Karena itu, Nabi Muhammad mengajarkan zikir kepada kita setiap pagi dan petang.
، الْجَنَّةُ لَهُ وَجَبَتْ ، رَسُولً وَبِمُحَمَّدٍ ،دِينًا وَبِالْإِسْلَامِ رَبًّا بِاللَّهِ رَضِيتُ :قَالَ مَنْ
Yang dibaca sebanyak 3 (tiga) kali tiap pagi dan petang.
Siapa yang berkata, “Aku ridha kepada Allah sebagai Rabb, Islam sebagai diin, Muhammad sebagai Rasul” niscaya surga itu wajib untuknya. (Hadits Abu Said al-Khudri radhiallahu anhu, riwayat Abu Daud, dishahihkan al-Albaniy rahimahullah)
Dari zikir ini, kita bisa memaknainya seperti ini: “Aku ridha dengan takdir yang Allah beri; aku ridha dengan rezeki yang Allah beri; aku ridha dengan anugerah yang Allah beri kepadaku; dan aku ridha dengan semua keputusan Allah padaku. Aku juga ridha pada jalan yang Islam dan ridha jalan hidup Nabi Muhammad.” Maka, hati seperti inilah yang mampu merasakan kebahagiaan.
Ada ilustrasi yang diceritakan Laurence Brown, dokter angkatan udara Amerika Serikat yang masuk Islam setelah melakukan perenungan sesaat pascamusibah pada saat anaknya lahir dalam keadaan gagal jantung. Dia menuturkan tentang keridhaan hati sebagai berikut :
Banyak orang gagal melihat aspek kehidupan yang mereka anggap “tidak bersifat Ketuhanan.” Mereka berkata “Bagaimana mungkin jika Tuhan itu ada, tragedi ini dan itu masih saja terjadi?” Tapi siapa diri kita sehingga berani mempertanyakan metode dari Pencipta kita? Ya, ada sebagian bayi yang mati.

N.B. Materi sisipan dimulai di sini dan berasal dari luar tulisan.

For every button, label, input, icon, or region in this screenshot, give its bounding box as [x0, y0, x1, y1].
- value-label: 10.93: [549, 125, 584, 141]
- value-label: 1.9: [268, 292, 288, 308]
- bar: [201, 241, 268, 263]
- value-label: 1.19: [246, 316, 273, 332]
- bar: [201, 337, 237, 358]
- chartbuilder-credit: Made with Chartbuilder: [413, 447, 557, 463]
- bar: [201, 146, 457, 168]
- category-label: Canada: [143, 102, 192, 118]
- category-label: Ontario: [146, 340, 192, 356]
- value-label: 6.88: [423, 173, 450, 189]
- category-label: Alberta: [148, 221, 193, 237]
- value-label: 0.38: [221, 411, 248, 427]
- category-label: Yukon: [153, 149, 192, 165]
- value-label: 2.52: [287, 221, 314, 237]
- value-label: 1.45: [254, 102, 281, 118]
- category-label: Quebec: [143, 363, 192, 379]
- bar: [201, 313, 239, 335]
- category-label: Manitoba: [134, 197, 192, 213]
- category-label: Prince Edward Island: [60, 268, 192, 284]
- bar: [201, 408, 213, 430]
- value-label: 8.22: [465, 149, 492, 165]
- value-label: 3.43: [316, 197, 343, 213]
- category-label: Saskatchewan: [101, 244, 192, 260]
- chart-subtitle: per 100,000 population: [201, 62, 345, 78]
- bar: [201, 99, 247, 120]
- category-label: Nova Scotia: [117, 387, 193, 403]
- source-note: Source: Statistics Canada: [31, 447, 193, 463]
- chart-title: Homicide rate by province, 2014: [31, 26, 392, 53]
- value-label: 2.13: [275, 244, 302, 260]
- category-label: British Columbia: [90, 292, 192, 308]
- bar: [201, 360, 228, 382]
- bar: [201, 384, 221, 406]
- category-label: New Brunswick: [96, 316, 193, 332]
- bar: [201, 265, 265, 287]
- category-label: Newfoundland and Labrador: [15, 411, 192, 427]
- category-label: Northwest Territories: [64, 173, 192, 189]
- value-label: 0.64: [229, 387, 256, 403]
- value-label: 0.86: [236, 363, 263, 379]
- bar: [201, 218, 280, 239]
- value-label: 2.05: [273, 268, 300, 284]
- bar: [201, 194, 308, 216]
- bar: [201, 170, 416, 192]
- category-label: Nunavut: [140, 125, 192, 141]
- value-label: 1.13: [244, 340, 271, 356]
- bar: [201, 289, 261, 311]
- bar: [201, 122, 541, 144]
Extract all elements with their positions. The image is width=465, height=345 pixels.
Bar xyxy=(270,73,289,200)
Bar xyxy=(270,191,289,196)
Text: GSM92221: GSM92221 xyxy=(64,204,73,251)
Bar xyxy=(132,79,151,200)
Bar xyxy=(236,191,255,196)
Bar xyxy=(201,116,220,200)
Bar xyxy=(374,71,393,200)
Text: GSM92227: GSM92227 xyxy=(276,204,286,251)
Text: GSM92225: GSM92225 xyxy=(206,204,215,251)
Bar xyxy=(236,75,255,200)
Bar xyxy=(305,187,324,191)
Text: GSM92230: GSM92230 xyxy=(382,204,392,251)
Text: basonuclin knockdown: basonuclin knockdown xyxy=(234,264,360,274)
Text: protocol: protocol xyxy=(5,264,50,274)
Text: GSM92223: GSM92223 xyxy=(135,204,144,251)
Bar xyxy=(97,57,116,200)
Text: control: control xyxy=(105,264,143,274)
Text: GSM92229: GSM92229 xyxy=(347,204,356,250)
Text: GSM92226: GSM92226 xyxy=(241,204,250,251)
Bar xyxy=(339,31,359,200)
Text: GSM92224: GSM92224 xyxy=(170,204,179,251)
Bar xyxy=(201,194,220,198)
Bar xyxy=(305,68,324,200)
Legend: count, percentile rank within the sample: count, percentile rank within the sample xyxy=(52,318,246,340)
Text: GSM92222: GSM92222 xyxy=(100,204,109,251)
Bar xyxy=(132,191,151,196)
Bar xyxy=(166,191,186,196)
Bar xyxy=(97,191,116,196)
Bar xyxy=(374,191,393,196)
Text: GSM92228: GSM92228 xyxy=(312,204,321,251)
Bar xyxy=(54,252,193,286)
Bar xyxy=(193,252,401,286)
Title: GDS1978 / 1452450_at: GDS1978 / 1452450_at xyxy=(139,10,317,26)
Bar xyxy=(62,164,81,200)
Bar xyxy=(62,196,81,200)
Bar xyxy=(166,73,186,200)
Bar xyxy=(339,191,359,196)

Dan juga ada pepatah yang mengatakan “Siapa yang dicintai Tuhan, akan mati muda.” Dapatkah seseorang mengerti pepatah ini? Aku mengerti. Hal itu masuk akal bagiku. Jika ada siapapun yang ditanya “Apa yang lebih kau inginkan, untuk melanjutkan hidup ini atau langsung pergi ke surga?” Mereka tentu langsung ingin menuju surga. Jadi apakah kematian seorang bayi adalah tragis? Menurutku, itu bukanlah kematian, itu adalah tahap menuju kehidupan selanjutnya (sumber: situs lampuislam.org).
Banyak orang ateis angkat mengatakan, “Bagaimana mungkin tragedi ini terjadi dan kau masih menganggap Tuhan ada?” Dan aku hanya ingin memberitahukan bahwa tidak semuanya merupakan tragedi bagi orang yang mengalaminya. Seorang anak kecil yang mati, dia (akan) pergi ke surga. Jika dia ditanya ketika mereka di surga, apakah itu merupakan sebuah tragedi atau nikmat Tuhan, tentunya mereka akan mengatakan, “Ini adalah nikmat dari Tuhan.” Jadi semua ini hanyalah menurut sudut pandang (keridhaan hati, Red.) masing-masing orang.